Room was nominated for Best Picture at the 88th Academy Awards, despite having earned under $6 million at the box office when the announcement was made. The film would eventually rake in $36 million, but that’s still well behind Spotlight‘s $88 million, let alone The Martian‘s $630 million. In the parlance of the movie, Room is a shed surrounded by houses.
Horace and Pete is a family-owned bar next to a Dave & Buster’s.

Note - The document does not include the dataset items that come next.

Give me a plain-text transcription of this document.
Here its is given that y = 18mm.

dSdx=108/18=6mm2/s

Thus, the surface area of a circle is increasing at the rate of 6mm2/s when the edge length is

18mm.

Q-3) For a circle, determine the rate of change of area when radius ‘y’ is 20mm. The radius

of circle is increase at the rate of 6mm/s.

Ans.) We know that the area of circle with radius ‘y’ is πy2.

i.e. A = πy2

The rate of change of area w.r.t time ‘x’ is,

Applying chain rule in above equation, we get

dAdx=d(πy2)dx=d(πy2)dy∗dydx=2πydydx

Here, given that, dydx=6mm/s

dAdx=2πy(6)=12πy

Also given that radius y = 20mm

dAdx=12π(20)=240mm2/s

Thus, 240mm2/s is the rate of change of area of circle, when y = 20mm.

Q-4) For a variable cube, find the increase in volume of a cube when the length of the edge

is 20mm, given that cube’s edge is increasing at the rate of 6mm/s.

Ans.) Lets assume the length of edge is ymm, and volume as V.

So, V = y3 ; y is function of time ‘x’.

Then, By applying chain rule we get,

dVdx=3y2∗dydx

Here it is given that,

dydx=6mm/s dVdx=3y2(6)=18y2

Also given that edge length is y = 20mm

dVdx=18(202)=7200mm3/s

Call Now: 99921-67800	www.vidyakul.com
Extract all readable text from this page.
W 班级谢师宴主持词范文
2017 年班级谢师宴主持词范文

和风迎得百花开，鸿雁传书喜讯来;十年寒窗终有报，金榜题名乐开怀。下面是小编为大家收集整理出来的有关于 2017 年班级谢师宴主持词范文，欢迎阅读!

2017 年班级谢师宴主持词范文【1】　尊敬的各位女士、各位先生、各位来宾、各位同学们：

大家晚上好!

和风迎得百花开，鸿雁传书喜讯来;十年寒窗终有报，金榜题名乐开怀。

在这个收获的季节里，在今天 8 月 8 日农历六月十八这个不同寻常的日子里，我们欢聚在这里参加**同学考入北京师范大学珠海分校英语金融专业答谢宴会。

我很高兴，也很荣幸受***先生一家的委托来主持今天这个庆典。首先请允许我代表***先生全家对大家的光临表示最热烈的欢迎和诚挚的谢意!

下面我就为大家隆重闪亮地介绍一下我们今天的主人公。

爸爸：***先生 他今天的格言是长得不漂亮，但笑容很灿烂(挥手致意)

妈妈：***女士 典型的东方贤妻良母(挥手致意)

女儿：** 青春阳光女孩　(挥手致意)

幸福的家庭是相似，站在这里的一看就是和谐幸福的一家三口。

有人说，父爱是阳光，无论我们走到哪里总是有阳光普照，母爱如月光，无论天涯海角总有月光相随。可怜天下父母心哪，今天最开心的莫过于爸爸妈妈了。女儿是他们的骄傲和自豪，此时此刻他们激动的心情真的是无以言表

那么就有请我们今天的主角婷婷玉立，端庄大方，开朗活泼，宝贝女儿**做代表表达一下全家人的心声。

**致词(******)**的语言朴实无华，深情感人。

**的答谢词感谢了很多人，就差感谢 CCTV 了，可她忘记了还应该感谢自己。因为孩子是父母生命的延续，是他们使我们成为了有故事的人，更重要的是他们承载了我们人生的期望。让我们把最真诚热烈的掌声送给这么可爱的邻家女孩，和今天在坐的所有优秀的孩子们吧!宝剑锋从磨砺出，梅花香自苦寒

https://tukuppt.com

Louis C.K. wanted complete control over his first post-Louie project, so rather than take Horace and Pete to FX or HBO, he filmed and distributed it himself through his website. The pilot cost $5 for fans to download, the second episode was $2, and the rest were $3, because, as C.K. explained in his e-mail newsletter, “this show is f*cking expensive.” By typical “prestige” TV standards, it’s really not — each episode cost $500,000, or half of what Jim Parsons makes every time he screams “bazinga” on The Big Bang Theory — but it is when the production isn’t being bankrolled by a network. For that reason, Horace and Pete, like the micro-budgeted Room, relied on word-of-mouth for C.K. to make enough money to fund the next episode. Well, here we are at the end of the year, and the show has appeared on numerous best-of 2016 lists among the expected big boys, like Game of Thrones and The People v. O. J. Simpson; it was even nominated for two Emmys, including Outstanding Guest Actress in a Drama Series for the masterful Laurie Metcalf.
But C.K. knows that some people aren’t going to pay $5 for an episode of television, which is why, nearly a year after Horace and Pete popped up out of nowhere, the show is now on Hulu. There goes your excuse for not watching.